Biocon managing director Kiran Mazumdar-Shaw noted that bringing a biosimilar to the market in India can cost more than $150m, with 80% of that money spent on R&D.
She explained in an interview with Forbes India: “A biosimilar can do the same job as the biologic drug. Therefore, the efficacy, safety and immunogenicity of such drugs are important factors. They require extensive clinical trials and studies over hundreds of volunteer patients, which is expensive.
“[Through] the approval for biosimilar trastuzumab by the US FDA, we have demonstrated that strong commitment alongside deep pockets are needed to make breakthroughs in biosimilars,” Mazumdar-Shaw told BusinessLine.

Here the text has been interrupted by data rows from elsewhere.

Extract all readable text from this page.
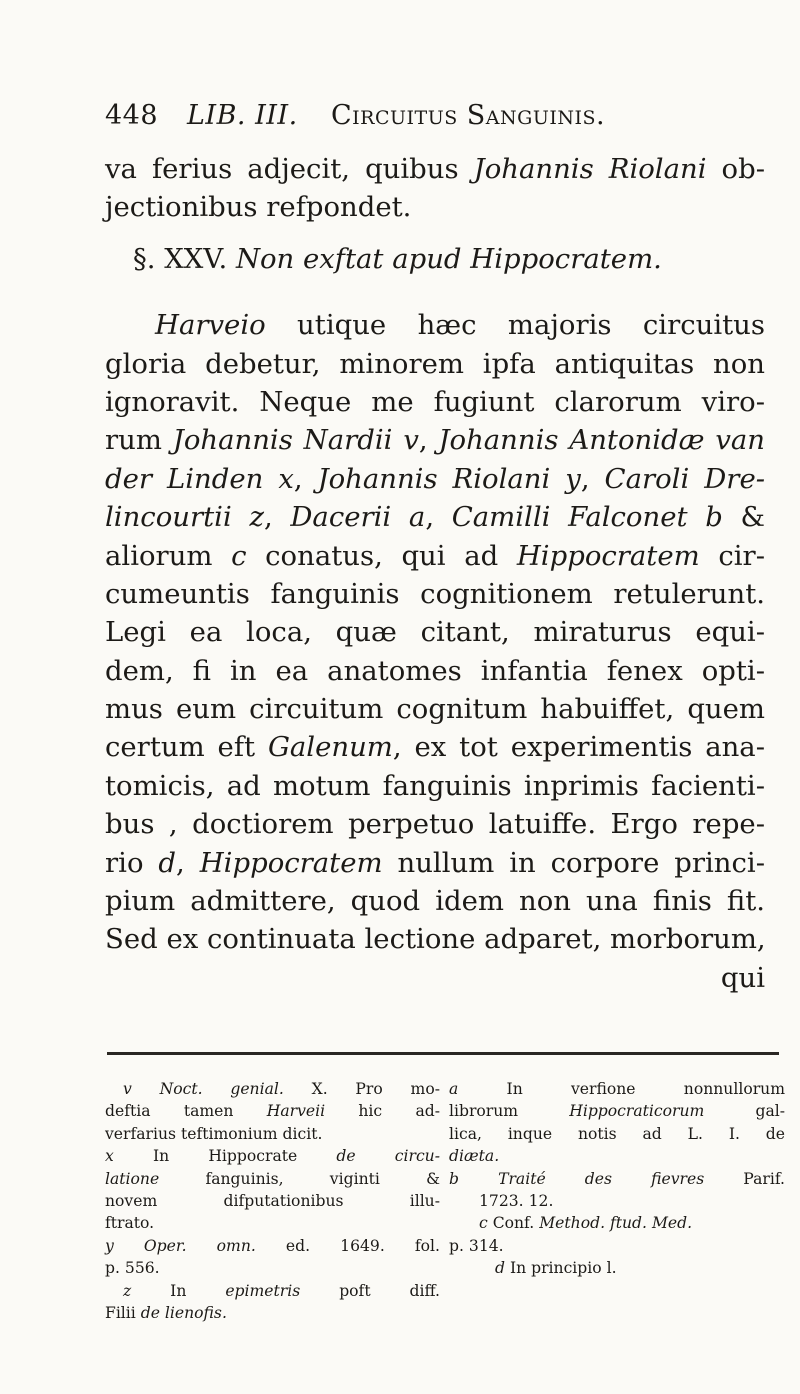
448 LIB. III. Circuitus Sanguinis.
va ferius adjecit, quibus Johannis Riolani ob-
jectionibus refpondet.
§. XXV. Non exftat apud Hippocratem.
Harveio utique hæc majoris circuitus
gloria debetur, minorem ipfa antiquitas non
ignoravit. Neque me fugiunt clarorum viro-
rum Johannis Nardii v, Johannis Antonidæ van
der Linden x, Johannis Riolani y, Caroli Dre-
lincourtii z, Dacerii a, Camilli Falconet b &
aliorum c conatus, qui ad Hippocratem cir-
cumeuntis fanguinis cognitionem retulerunt.
Legi ea loca, quæ citant, miraturus equi-
dem, fi in ea anatomes infantia fenex opti-
mus eum circuitum cognitum habuiffet, quem
certum eft Galenum, ex tot experimentis ana-
tomicis, ad motum fanguinis inprimis facienti-
bus , doctiorem perpetuo latuiffe. Ergo repe-
rio d, Hippocratem nullum in corpore princi-
pium admittere, quod idem non una finis fit.
Sed ex continuata lectione adparet, morborum,
qui
v Noct. genial. X. Pro mo-
deftia tamen Harveii hic ad-
verfarius teftimonium dicit.
x In Hippocrate de circu-
latione fanguinis, viginti &
novem difputationibus illu-
ftrato.
y Oper. omn. ed. 1649. fol.
p. 556.
z In epimetris poft diff.
Filii de lienofis.
a In verfione nonnullorum
librorum Hippocraticorum gal-
lica, inque notis ad L. I. de
diæta.
b Traité des fievres Parif.
1723. 12.
c Conf. Method. ftud. Med.
p. 314.
d In principio l.
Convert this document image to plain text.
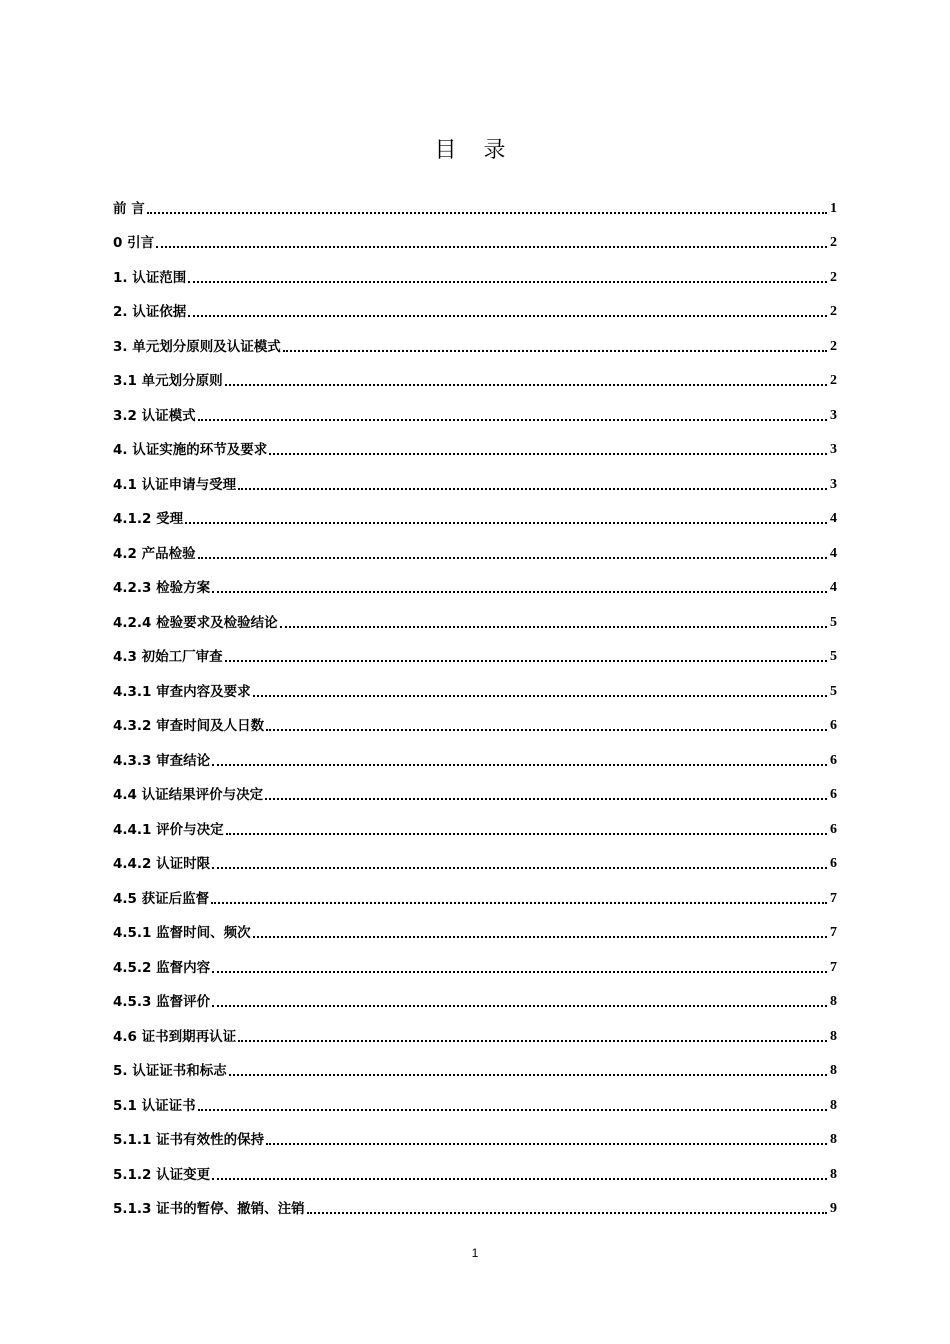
目 录
前 言	1
0 引言	2
1. 认证范围	2
2. 认证依据	2
3. 单元划分原则及认证模式	2
3.1 单元划分原则	2
3.2 认证模式	3
4. 认证实施的环节及要求	3
4.1 认证申请与受理	3
4.1.2 受理	4
4.2 产品检验	4
4.2.3 检验方案	4
4.2.4 检验要求及检验结论	5
4.3 初始工厂审查	5
4.3.1 审查内容及要求	5
4.3.2 审查时间及人日数	6
4.3.3 审查结论	6
4.4 认证结果评价与决定	6
4.4.1 评价与决定	6
4.4.2 认证时限	6
4.5 获证后监督	7
4.5.1 监督时间、频次	7
4.5.2 监督内容	7
4.5.3 监督评价	8
4.6 证书到期再认证	8
5. 认证证书和标志	8
5.1 认证证书	8
5.1.1 证书有效性的保持	8
5.1.2 认证变更	8
5.1.3 证书的暂停、撤销、注销	9
1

The novelty of the biologic and biosimilar development process makes it difficult for new companies to enter this space. Four of India’s largest pharmaceutical companies, Dr Reddy’s Laboratories, Cipla, Lupin and Aurobindo, have created and now market approved biosimilars.
As more Indian pharmaceutical companies develop the capability to produce biosimilar products amid a stable regulatory and legislative regime, this barrier to entry will gradually be lowered.
With a larger slice of India’s pharmaceutical sector embracing biosimilar development in the coming years, it would not be surprising to see the country build as a strong a position in biosimilars as it has in the generics space.
For patients and healthcare systems worldwide waiting on more affordable versions of life-saving biologics drugs, a strong biosimilar market in India could be just what the doctor ordered.